The global insurance sector is expecting billions of dollars of claims after the Dali container ship struck the Francis Scott Key Bridge on Tuesday, including for repairing damage to the bridge and paying out for business interruption to a busy eastern US port.
Lloyd’s boss John Neal told the Financial Times that the incident had the potential to produce the largest marine insurance claim in history, topping the crash of the cruise ship Costa Concordia in 2012, which cost about $1.5bn.
“The good news here is the insurance is in force,” said Neal on Thursday. “The boat is insured, the bridge is insured, the port authority is insured.” The episode would show “how insurance works”, he added.
The financial impact on the whole market is likely to be in the billions, he said, with up to $1bn due for the bridge reconstruction alone. Reinsurers, including Lloyd’s companies, are expected to bear the brunt.
“There is a lot of cover for the [protection and indemnity] element to address,” said Neal, citing the $3bn of liability reinsurance that the ship has access to through the International Group of P&I Clubs.
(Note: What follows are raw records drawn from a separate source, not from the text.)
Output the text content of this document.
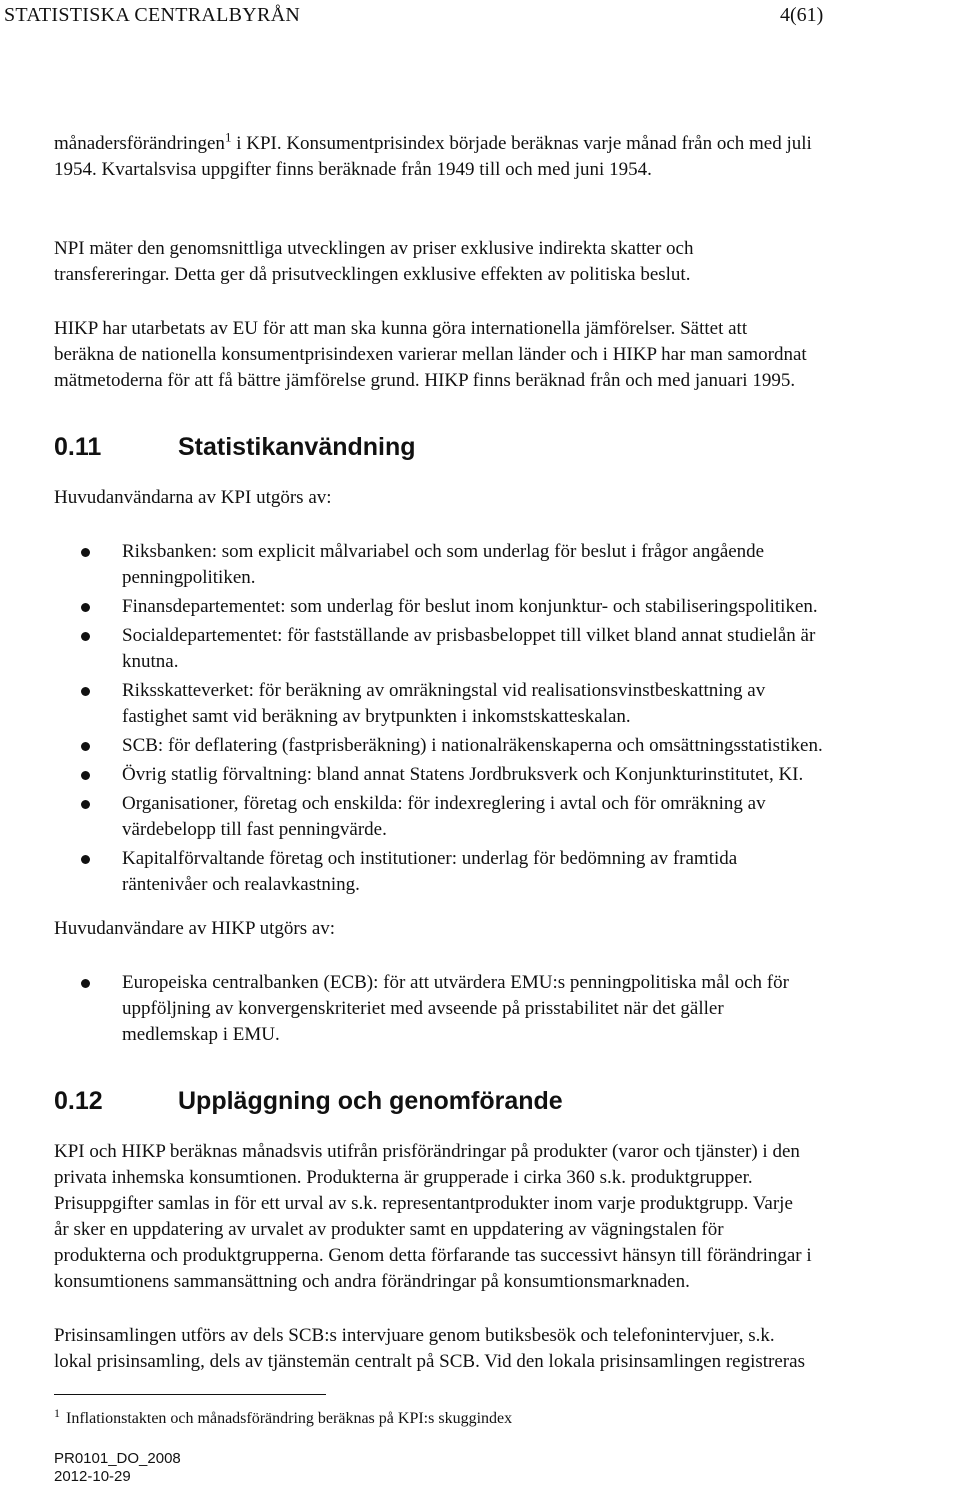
STATISTISKA CENTRALBYRÅN	4(61)
månadersförändringen$^1$ i KPI. Konsumentprisindex började beräknas varje månad från och med juli
1954. Kvartalsvisa uppgifter finns beräknade från 1949 till och med juni 1954.
NPI mäter den genomsnittliga utvecklingen av priser exklusive indirekta skatter och
transfereringar. Detta ger då prisutvecklingen exklusive effekten av politiska beslut.
HIKP har utarbetats av EU för att man ska kunna göra internationella jämförelser. Sättet att
beräkna de nationella konsumentprisindexen varierar mellan länder och i HIKP har man samordnat
mätmetoderna för att få bättre jämförelse grund. HIKP finns beräknad från och med januari 1995.
0.11	Statistikanvändning
Huvudanvändarna av KPI utgörs av:
Riksbanken: som explicit målvariabel och som underlag för beslut i frågor angående
penningpolitiken.
Finansdepartementet: som underlag för beslut inom konjunktur- och stabiliseringspolitiken.
Socialdepartementet: för fastställande av prisbasbeloppet till vilket bland annat studielån är
knutna.
Riksskatteverket: för beräkning av omräkningstal vid realisationsvinstbeskattning av
fastighet samt vid beräkning av brytpunkten i inkomstskatteskalan.
SCB: för deflatering (fastprisberäkning) i nationalräkenskaperna och omsättningsstatistiken.
Övrig statlig förvaltning: bland annat Statens Jordbruksverk och Konjunkturinstitutet, KI.
Organisationer, företag och enskilda: för indexreglering i avtal och för omräkning av
värdebelopp till fast penningvärde.
Kapitalförvaltande företag och institutioner: underlag för bedömning av framtida
räntenivåer och realavkastning.
Huvudanvändare av HIKP utgörs av:
Europeiska centralbanken (ECB): för att utvärdera EMU:s penningpolitiska mål och för
uppföljning av konvergenskriteriet med avseende på prisstabilitet när det gäller
medlemskap i EMU.
0.12	Uppläggning och genomförande
KPI och HIKP beräknas månadsvis utifrån prisförändringar på produkter (varor och tjänster) i den
privata inhemska konsumtionen. Produkterna är grupperade i cirka 360 s.k. produktgrupper.
Prisuppgifter samlas in för ett urval av s.k. representantprodukter inom varje produktgrupp. Varje
år sker en uppdatering av urvalet av produkter samt en uppdatering av vägningstalen för
produkterna och produktgrupperna. Genom detta förfarande tas successivt hänsyn till förändringar i
konsumtionens sammansättning och andra förändringar på konsumtionsmarknaden.
Prisinsamlingen utförs av dels SCB:s intervjuare genom butiksbesök och telefonintervjuer, s.k.
lokal prisinsamling, dels av tjänstemän centralt på SCB. Vid den lokala prisinsamlingen registreras
$^1$ Inflationstakten och månadsförändring beräknas på KPI:s skuggindex
PR0101_DO_2008
2012-10-29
He said the impact on the Lloyd’s market would be manageable, given that its share of the potential losses was well spread across insurers.
There would be many debates over liability such as who was responsible for the vessel and whether the port authority carried any liability, he said.
Some market participants have highlighted US laws dating to the 19th century, which were invoked after the sinking of the Titanic, that limit liability for shipowners. Two marine experts said this would require the owners to show they did not have any previous knowledge of problems with the ship.
Synergy Group, the Singapore-based owner of the Dali, did not immediately respond to a query about whether it planned to take advantage of the limited liability provisions. But in a statement early on Thursday, the company expressed regret over the tragedy.
“We deeply regret this incident and the problems it has caused for the people of Baltimore and the region’s economy that relies on this vitally important port,” it said.
Neal said: “I don’t think anybody is going to stand in the way of repair.” The wrangling as to which group was more liable “can go on quietly and sensibly, and it will go on behind the scenes”, he said.
The US government has said insurance payouts should “ultimately” contribute to the construction costs, but it does not want financing concerns to delay the rebuilding effort.
Rather than the federal government dipping into its funds, Neal said, it would be “far better for the insurers to stand up and say hey, let’s actually begin to deal with all of this”.
He gave the bridge repair as one example. “The lead insurer on the bridge is Chubb. If they want to start rebuilding the bridge, Chubb can help to pay for that. And then it can get into the right arguments over who it recovers from, when and how much.” Chubb declined to comment.
The ship’s lead liability insurer, Britannia P&I, said on Thursday it was “working closely with the vessel’s owner and manager and the relevant US authorities as part of the investigation into the casualty”.